Last summer, I spent a day being researched upon by the Framingham Heart Study.  If you don't know about them, it's worth following the link to find out more.  My mother's family is from Framingham, and I feel lucky to be part of the 3rd generation of my family to participate in the landmark study.  It's mostly about the heart, as the title would imply, but this time, they also included a liver scan, something called a FibroScan.  Usually you don't hear about your medical results from the study, except for a sheet of basic information like your cholesterol reads, but if something fairly major is detected, they let you know.  About two months after my day there, I got a letter saying that the liver scan showed a high possibility of significant scarring to my liver.

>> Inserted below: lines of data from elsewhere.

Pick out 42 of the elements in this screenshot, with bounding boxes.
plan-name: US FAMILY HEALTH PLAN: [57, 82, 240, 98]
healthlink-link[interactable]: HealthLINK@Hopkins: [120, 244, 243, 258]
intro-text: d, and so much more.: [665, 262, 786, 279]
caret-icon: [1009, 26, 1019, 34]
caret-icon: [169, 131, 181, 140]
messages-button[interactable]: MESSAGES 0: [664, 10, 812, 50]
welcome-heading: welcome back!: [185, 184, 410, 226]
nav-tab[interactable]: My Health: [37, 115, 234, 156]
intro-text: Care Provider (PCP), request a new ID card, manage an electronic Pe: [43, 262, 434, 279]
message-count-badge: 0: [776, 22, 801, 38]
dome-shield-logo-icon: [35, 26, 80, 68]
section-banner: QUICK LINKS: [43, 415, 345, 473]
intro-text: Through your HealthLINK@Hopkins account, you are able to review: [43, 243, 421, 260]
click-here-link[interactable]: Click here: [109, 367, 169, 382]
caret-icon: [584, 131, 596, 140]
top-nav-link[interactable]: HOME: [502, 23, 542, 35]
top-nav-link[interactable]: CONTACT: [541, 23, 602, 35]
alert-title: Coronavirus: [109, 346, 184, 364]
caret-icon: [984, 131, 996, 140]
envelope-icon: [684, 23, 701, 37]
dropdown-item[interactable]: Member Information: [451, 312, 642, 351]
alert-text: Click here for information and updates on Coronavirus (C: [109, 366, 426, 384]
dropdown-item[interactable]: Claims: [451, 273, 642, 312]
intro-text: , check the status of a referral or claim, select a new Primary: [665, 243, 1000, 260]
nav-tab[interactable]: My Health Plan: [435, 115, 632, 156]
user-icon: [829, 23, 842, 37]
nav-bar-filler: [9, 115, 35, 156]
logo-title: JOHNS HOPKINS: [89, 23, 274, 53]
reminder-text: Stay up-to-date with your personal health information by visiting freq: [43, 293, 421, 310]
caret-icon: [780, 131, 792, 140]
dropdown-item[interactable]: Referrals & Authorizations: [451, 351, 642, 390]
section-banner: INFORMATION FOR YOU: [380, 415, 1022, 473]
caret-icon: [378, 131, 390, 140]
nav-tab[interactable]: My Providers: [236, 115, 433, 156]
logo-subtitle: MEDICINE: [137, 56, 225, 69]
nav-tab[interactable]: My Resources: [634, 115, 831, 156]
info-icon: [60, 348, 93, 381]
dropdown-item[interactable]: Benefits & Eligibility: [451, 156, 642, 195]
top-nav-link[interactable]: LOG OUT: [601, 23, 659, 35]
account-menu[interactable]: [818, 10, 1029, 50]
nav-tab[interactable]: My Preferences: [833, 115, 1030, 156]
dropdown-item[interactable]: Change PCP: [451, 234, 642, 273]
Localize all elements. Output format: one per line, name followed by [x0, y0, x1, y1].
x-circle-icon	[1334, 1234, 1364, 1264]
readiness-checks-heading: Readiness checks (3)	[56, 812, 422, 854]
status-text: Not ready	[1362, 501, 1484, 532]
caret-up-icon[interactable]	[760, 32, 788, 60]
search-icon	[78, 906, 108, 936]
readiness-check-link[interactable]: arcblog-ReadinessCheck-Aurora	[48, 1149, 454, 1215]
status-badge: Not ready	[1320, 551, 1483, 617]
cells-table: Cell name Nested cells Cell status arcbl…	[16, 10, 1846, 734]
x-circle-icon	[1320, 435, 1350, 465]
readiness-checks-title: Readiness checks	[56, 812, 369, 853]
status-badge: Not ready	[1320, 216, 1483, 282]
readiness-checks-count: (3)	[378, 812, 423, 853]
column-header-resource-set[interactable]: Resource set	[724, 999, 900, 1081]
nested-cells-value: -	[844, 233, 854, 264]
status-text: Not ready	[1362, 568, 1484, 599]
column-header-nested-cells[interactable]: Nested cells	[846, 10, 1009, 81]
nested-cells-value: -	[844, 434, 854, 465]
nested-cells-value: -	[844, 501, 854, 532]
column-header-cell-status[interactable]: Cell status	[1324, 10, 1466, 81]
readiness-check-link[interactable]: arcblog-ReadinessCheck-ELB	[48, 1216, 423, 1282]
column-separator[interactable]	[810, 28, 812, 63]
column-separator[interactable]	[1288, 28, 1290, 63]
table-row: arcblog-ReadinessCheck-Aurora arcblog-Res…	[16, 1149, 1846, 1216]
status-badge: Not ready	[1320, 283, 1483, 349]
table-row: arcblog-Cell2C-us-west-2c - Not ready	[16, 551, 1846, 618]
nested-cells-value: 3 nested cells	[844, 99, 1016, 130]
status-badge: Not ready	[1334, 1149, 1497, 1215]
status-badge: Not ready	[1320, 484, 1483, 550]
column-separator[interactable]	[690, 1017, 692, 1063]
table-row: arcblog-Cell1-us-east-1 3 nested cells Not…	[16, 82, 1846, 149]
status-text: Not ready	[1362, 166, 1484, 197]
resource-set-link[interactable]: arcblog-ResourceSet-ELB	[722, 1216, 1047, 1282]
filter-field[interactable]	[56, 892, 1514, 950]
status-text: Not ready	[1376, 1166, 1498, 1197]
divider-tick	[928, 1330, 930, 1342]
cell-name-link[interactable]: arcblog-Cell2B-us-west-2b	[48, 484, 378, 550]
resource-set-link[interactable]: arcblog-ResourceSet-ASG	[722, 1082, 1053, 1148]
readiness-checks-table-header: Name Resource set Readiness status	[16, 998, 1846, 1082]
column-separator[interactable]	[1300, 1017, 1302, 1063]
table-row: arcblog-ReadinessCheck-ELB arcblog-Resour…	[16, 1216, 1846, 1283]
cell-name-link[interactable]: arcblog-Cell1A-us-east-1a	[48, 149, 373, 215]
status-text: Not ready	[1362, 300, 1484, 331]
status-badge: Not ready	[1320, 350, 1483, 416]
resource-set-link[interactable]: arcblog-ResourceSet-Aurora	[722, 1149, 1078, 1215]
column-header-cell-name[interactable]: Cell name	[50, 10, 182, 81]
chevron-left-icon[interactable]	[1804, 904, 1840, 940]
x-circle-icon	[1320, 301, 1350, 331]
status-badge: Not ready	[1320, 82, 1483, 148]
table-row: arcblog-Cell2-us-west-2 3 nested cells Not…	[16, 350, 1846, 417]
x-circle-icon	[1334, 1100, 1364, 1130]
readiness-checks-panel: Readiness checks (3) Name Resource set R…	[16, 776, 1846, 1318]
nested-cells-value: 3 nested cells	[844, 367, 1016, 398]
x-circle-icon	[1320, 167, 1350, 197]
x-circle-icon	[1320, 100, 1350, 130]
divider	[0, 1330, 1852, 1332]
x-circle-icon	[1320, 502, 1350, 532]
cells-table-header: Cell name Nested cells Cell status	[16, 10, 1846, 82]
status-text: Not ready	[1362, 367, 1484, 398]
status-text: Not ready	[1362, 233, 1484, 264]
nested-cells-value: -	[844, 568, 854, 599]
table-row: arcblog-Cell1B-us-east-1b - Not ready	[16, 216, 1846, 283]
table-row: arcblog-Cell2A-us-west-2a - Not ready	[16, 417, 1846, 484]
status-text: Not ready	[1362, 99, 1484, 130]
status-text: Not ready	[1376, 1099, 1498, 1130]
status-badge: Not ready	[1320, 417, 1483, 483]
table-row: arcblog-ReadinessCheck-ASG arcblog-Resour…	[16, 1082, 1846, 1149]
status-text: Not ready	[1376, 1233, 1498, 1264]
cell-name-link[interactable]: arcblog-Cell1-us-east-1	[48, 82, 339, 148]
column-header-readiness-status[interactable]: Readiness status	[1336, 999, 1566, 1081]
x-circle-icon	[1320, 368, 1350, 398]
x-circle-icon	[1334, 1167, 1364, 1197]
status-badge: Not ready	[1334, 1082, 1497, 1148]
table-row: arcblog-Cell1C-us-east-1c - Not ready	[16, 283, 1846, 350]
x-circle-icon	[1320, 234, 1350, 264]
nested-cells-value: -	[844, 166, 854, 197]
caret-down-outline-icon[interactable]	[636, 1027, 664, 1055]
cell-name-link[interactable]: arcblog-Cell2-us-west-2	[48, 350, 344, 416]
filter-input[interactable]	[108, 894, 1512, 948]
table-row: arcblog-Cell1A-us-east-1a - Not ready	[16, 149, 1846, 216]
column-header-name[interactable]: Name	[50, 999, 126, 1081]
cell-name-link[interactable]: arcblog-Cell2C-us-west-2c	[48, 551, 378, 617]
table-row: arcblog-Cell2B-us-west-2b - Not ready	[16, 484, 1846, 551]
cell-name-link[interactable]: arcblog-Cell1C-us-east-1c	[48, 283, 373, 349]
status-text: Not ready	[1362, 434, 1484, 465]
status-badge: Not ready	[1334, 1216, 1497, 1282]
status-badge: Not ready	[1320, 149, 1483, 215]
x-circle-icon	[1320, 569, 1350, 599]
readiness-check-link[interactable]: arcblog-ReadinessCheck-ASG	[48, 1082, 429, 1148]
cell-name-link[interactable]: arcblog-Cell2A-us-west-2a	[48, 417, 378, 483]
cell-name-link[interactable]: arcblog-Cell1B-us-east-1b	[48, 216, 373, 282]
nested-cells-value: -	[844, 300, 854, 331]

That letter sent a chain of appointments and tests into action, the most recent one being a liver biopsy, the gold standard of liver tests.  It gave me a diagnosis---something called NASH (non-alcoholic steatohepatitis).  Basically, that means my liver is inflamed and scarred by means of something other than alcohol.   It's a strange disorder.  No-one knows exactly why you get it, and there is no treatment.  It's just---there.  Sometimes it doesn't progress further (although it in itself is a progressed stage of something called fatty liver) and sometimes it does, leading to cirrhosis, which also has no cure, except a liver transplant.

There aren't too many symptoms of NASH, but the top of the list of the ones they are is fatigue. Just by luck's draw, I have two other medical issues which also cause severe fatigue---a thyroid which works almost not at all, along with what is most likely Sjogren's Syndrome.   The result is a kind of tiredness that is hard to even explain.  I wake up fine, and I'm fine for about three to four hours.  And then I get tired---so tired that I almost always have to take a nap.  I'm okay for a few more hours after that, but then again, very very tired, tired in what I think of a bone-tired way, tired right down to the roots of me.

As I lay in bed a bit ago, worn out from a trip to the grocery store and some minor laundry, I was cursing myself.  I hate the tiredness.  It makes me feel like a lazy loser.  I get so little done.  I do what for most people would be a normal morning's chores on a light day, and I'm ready to collapse.  As I lay there, reading the blog entry I linked to earlier, though, for just a second I thought "I have a reason for this tiredness.  I don't have to hate myself for it.  I can do what I want to do for Janey.  I can radically accept myself"

It's hard for me to accept myself at all, to say nothing of radically accepting myself, but I think I'm going to need to start trying.  That's partly because I can't seem to think my way out of the physical issues I have, and partly because to be the best mother I can to Janey (and to William and Freddy), I need to.  If I didn't rest during the day while Janey was at school, I couldn't do much for her when she got home.  My health issues are part of me.  They are part of what I need to accept.

I debated whether to write about all of this here.  But I write about Janey, and I want to be similarly open about myself.  It seems fair, if I write honestly about raising Janey, that I write honestly about my own life.

I'll close with a picture of Tony and me, taken in front of the building where we met at work many years ago.  I don't like how I look in pictures, but I'm going to try to start radically accepting myself there too.  It's a work in progress.